The waters of intelligence have definitely gotten murky over time as techniques improved. I still consider it an illusion - but the illusion is getting harder to pierce for a lot of people

Fwiw, current llms exhibit their intelligence through language and rhetoric processes. Most biological creatures have intelligence which may be improved through language, but isn't based on it, fundamentally.

atleastoptimal an hour ago | parent | prev | next [-]

If your example for an exception to LLM's ability to infer intent is a deliberately misleading trick question that leaves out crucial contextual details, then I'm not sure what you're trying to prove. That same ambiguity in the question would trip up many humans, simply because you are trying as hard as possible to imply a certain conclusion.

As expected, if I ask your question verbatim, ChatGPT (the free version) responds as I'm sure a human would in the generally helpful customer-service role it is trained to act as "yeah you could sue them blah blah depends on details"

However, if I add a simple prompt "The following may be a trick question, so be sure to ascertain if there are any contextual details missing" then it picks up that this may be an emergency, which is very likely also how a human would respond.

dijit 26 minutes ago | parent [-]

If you want to convince yourself that they can infer intent despite the fundamental limitations of the systems literally not permitting it then you can be my guest.

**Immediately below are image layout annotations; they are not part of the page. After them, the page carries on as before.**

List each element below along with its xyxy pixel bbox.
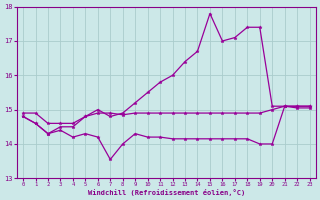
X-axis label: Windchill (Refroidissement éolien,°C): Windchill (Refroidissement éolien,°C) bbox=[88, 189, 245, 196]
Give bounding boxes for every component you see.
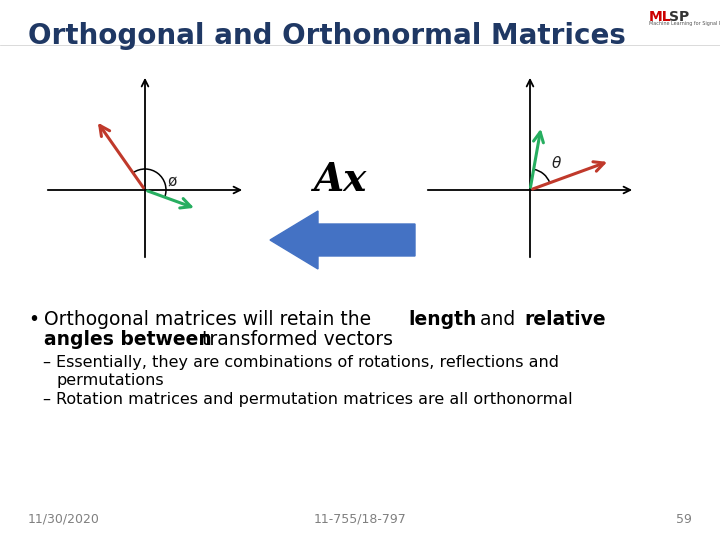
Text: angles between: angles between [44, 330, 212, 349]
Text: transformed vectors: transformed vectors [197, 330, 393, 349]
Text: –: – [42, 392, 50, 407]
Text: ML: ML [649, 10, 672, 24]
Text: SP: SP [669, 10, 689, 24]
Text: Rotation matrices and permutation matrices are all orthonormal: Rotation matrices and permutation matric… [56, 392, 572, 407]
Text: Orthogonal and Orthonormal Matrices: Orthogonal and Orthonormal Matrices [28, 22, 626, 50]
Text: Orthogonal matrices will retain the: Orthogonal matrices will retain the [44, 310, 377, 329]
Text: relative: relative [524, 310, 606, 329]
Text: 11-755/18-797: 11-755/18-797 [314, 513, 406, 526]
Text: 11/30/2020: 11/30/2020 [28, 513, 100, 526]
Text: Ax: Ax [313, 161, 366, 199]
Text: Machine Learning for Signal Processing: Machine Learning for Signal Processing [649, 21, 720, 26]
Text: –: – [42, 355, 50, 370]
Text: length: length [408, 310, 477, 329]
Text: Essentially, they are combinations of rotations, reflections and: Essentially, they are combinations of ro… [56, 355, 559, 370]
Text: 59: 59 [676, 513, 692, 526]
FancyArrow shape [270, 211, 415, 269]
Text: •: • [28, 310, 39, 329]
Text: ø: ø [167, 174, 176, 190]
Text: permutations: permutations [56, 373, 163, 388]
Text: θ: θ [552, 157, 562, 172]
Text: and: and [474, 310, 521, 329]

Faking it is fine, sure, until it can’t fake it anymore. Leading the question towards the intended result is very much what I mean: we intrinsically want them to succeed so we prime them to reflect what we want to see.

This is literally no different than emulating anything intelligent or what we might call sentience, even emotions as I said up thread...

Shaanie an hour ago | parent | prev [-]

[dead]

nkrisc an hour ago | parent | prev [-]

Because there are countless instances in the training material where a bank robber scopes out the security cameras.

atleastoptimal an hour ago | parent [-]

What's an example then, you can think of, of a question where a human could infer intent but an LLM couldn't?